L'idée des États-Unis comme « pays d'immigrants » traverse une période sombre à l'occasion du 250e anniversaire de leur indépendance, tandis que la politique du président Donald Trump a conduit à la première contraction migratoire de la population depuis plus d'un demi-siècle.
Le pays a perdu environ 1,4 million d'immigrants au cours des six premiers mois de l'administration Trump, de janvier à juin 2025, selon le Pew Research Center, la première baisse depuis les années 1960, lorsque John F. Kennedy (1961-1963) était président, qui a popularisé l'expression « une nation d'immigrants ».
Daniel Mendoza, Américain et petit-fils d'immigrés mexicains, estime que le pays « traite très mal ses immigrés », ce qui montre qu' »il y a toujours eu un combat, une bataille, une guerre depuis le début de ce pays » à propos des migrants.
«Nous ne sommes pas dans une très bonne situation. J'adorerais être à nouveau patriote. J'adorerais me sentir fier du pays », a déclaré à EFE Mendoza, qui fait désormais partie des Socialistes démocrates d'Amérique (DSA).
Périodes anti-immigrés
Les États-Unis ont connu d’autres périodes de fort rejet de l’immigration. En 1882, il vota une loi interdisant l’immigration chinoise et, en 1924, il restreignit sévèrement l’arrivée d’immigrants d’Asie et d’autres régions au moyen d’un système de quotas nationaux.

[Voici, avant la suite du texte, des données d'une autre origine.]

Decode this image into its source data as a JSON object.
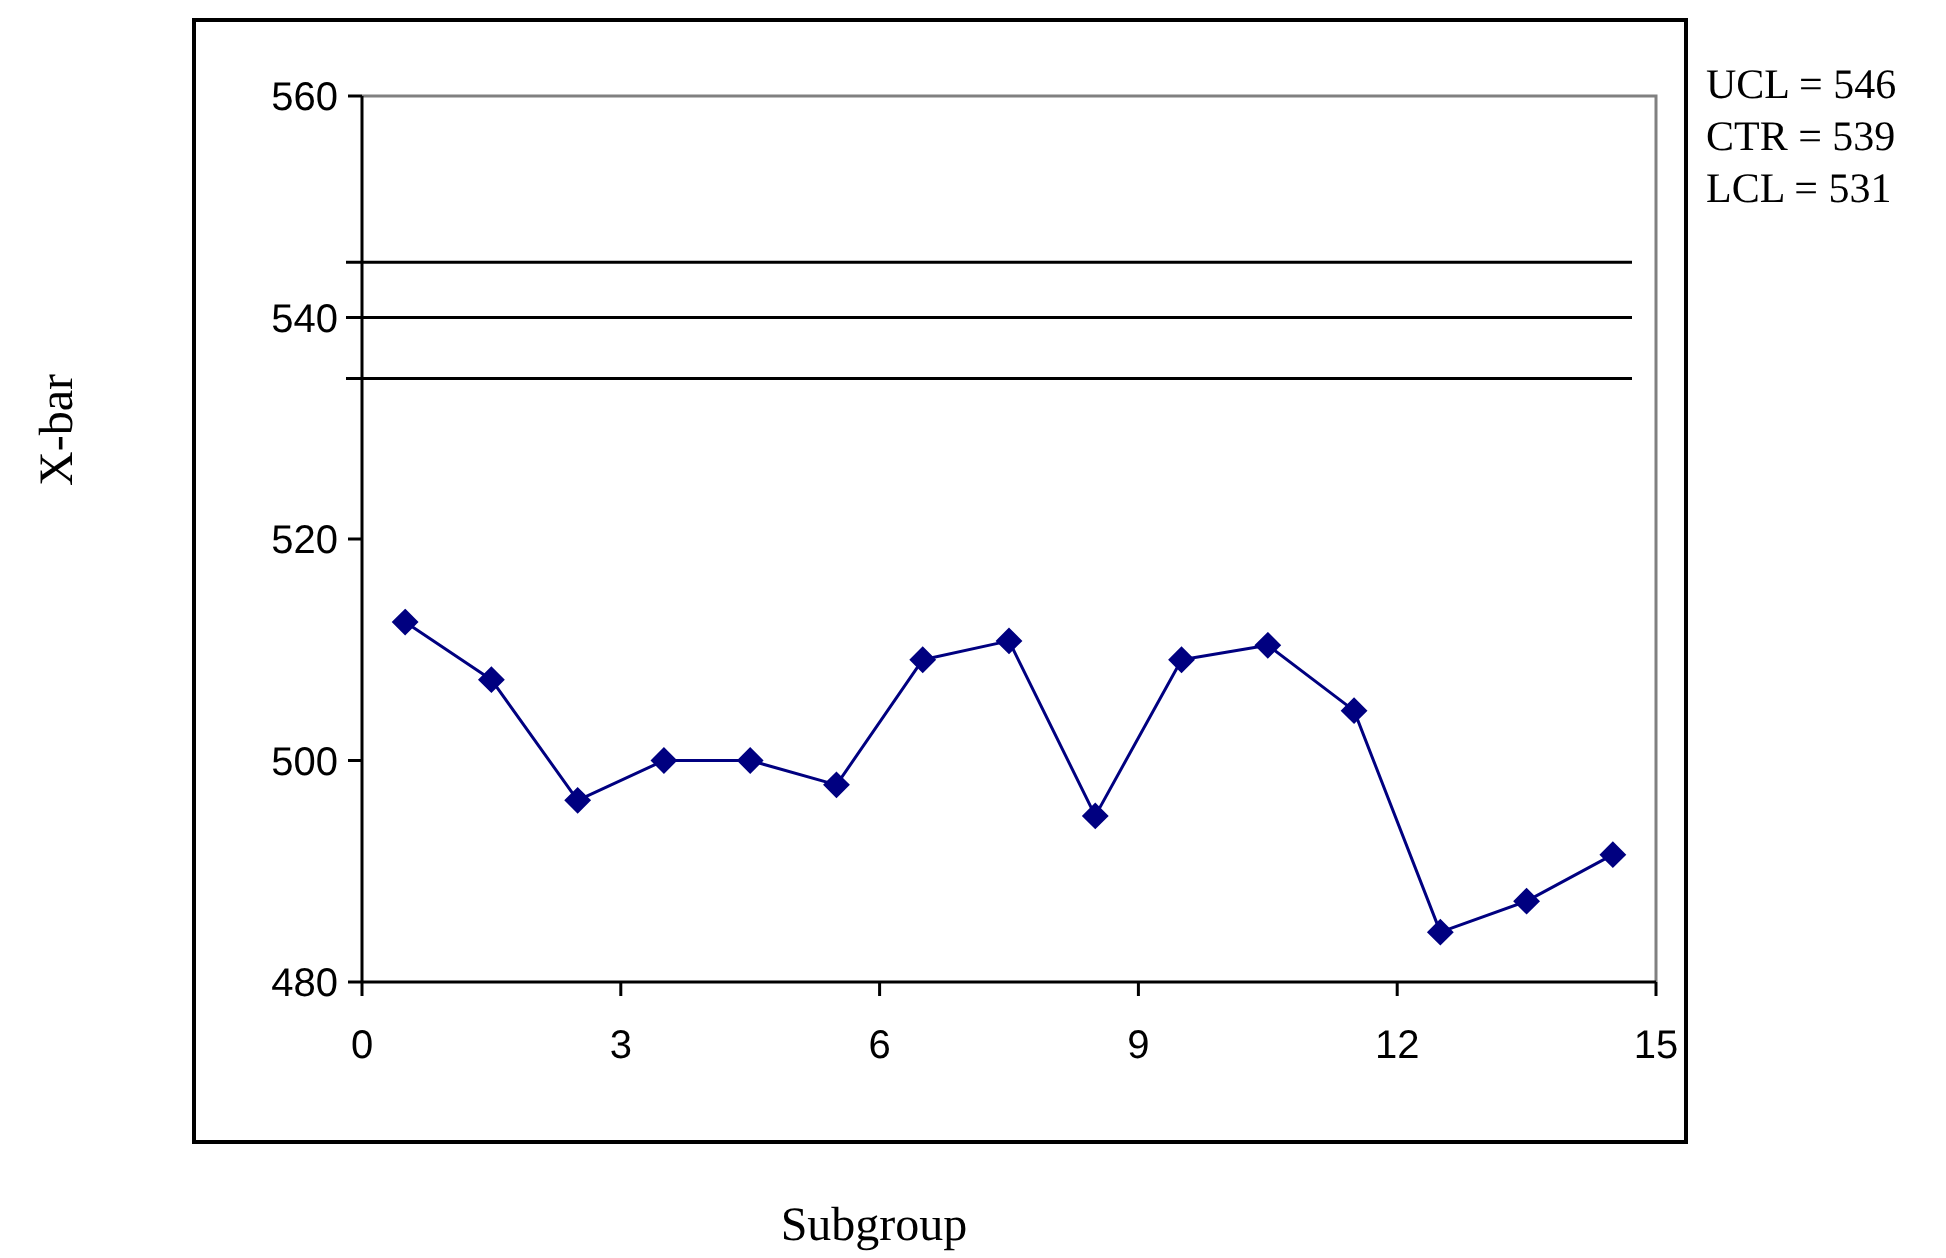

À la fin du XIXe siècle et au début du XXe, les immigrés catholiques, notamment irlandais et italiens, étaient également victimes de discrimination.
Aujourd’hui, en 2026, Trump a suspendu les visas d’immigrant de 75 pays, dont le Guatemala, le Nicaragua, le Brésil, la Colombie, Cuba et l’Uruguay, après avoir promis des expulsions massives et fait de l’Immigration and Customs Enforcement (ICE) l’agence de sécurité dotée du plus gros budget des États-Unis.
«C'est un moment très sombre de cette histoire», déclare María Bilbao, coordinatrice de campagne pour l'American Friends Service Committee (AFSC) et défenseure des migrants.
« Cela me semble dégoûtant de voir comment ce pays se comporte avec les immigrés, cette administration, et il me semble que ceux d'entre nous qui ont l'occasion de parler doivent le faire, il doit y avoir moins d'apathie et les gens doivent commencer à en parler », a-t-il déclaré à EFE.
En outre, de nombreux Latinos, qui représentent plus de la moitié des immigrés aux États-Unis, soit 26,7 millions sur un total de 51,9 millions, se sentent persécutés après que la Cour suprême a autorisé en septembre dernier des agents de Los Angeles à détenir des personnes uniquement en fonction de leur couleur de peau et de leur accent, ce qui a été repris dans d'autres États.
«Nous ne voulons pas que nos policiers locaux agissent comme des agents de l'ICE. S'il vous plaît, arrêtez d'arrêter et de persécuter nos communautés et nos gens, simplement parce que nous ressemblons à des Latinos ou à des immigrants », a déclaré à EFE Ana María Hernández, directrice de terrain de la Florida Immigrant Coalition (FLIC).

L’histoire des migrants persiste
Mais les militants soulignent la difficulté de supprimer l'immigration de l'histoire des États-Unis, où les migrants représentent encore près d'un cinquième de la main-d'œuvre du pays et plus de 15 % de la population totale, selon le rapport du Pew Research Center, basé sur les données du recensement.
En fait, les Latinos ont contribué à eux seuls à hauteur de 4 400 milliards de dollars à l’économie américaine en 2024, ce qui en fait la quatrième économie mondiale, selon un rapport de l’Université de Californie à Los Angeles (UCLA).
Pour cette raison, lors de la commémoration du 4 juillet, les militants considèrent qu'il est « essentiel de protéger les communautés immigrées », car cela « respecte la Constitution », a déclaré Yareliz Mendez-Zamora, coordinatrice politique de l'AFSC.
« Alors que nous parlons d'indépendance, de liberté, il est important de savoir que cela va de pair avec la protection de nos communautés de migrants », a-t-il souligné.
De nombreux Américains défendent cependant l'idée de Kennedy selon laquelle la fondation des États-Unis vient des immigrants qui se sont d'abord installés dans les colonies et de leurs descendants, un phénomène qui s'est répété à différentes étapes avec différentes nationalités.
« Quand je viens aux manifestations et que j'ai l'opportunité de hisser ce drapeau et de le rappeler aux gens, et de le récupérer des mains de ces gens qui ont d'une manière ou d'une autre corrompu les idées de liberté et d'émancipation aux États-Unis, cela me fait me sentir américain », a déclaré Daniel Mendoza.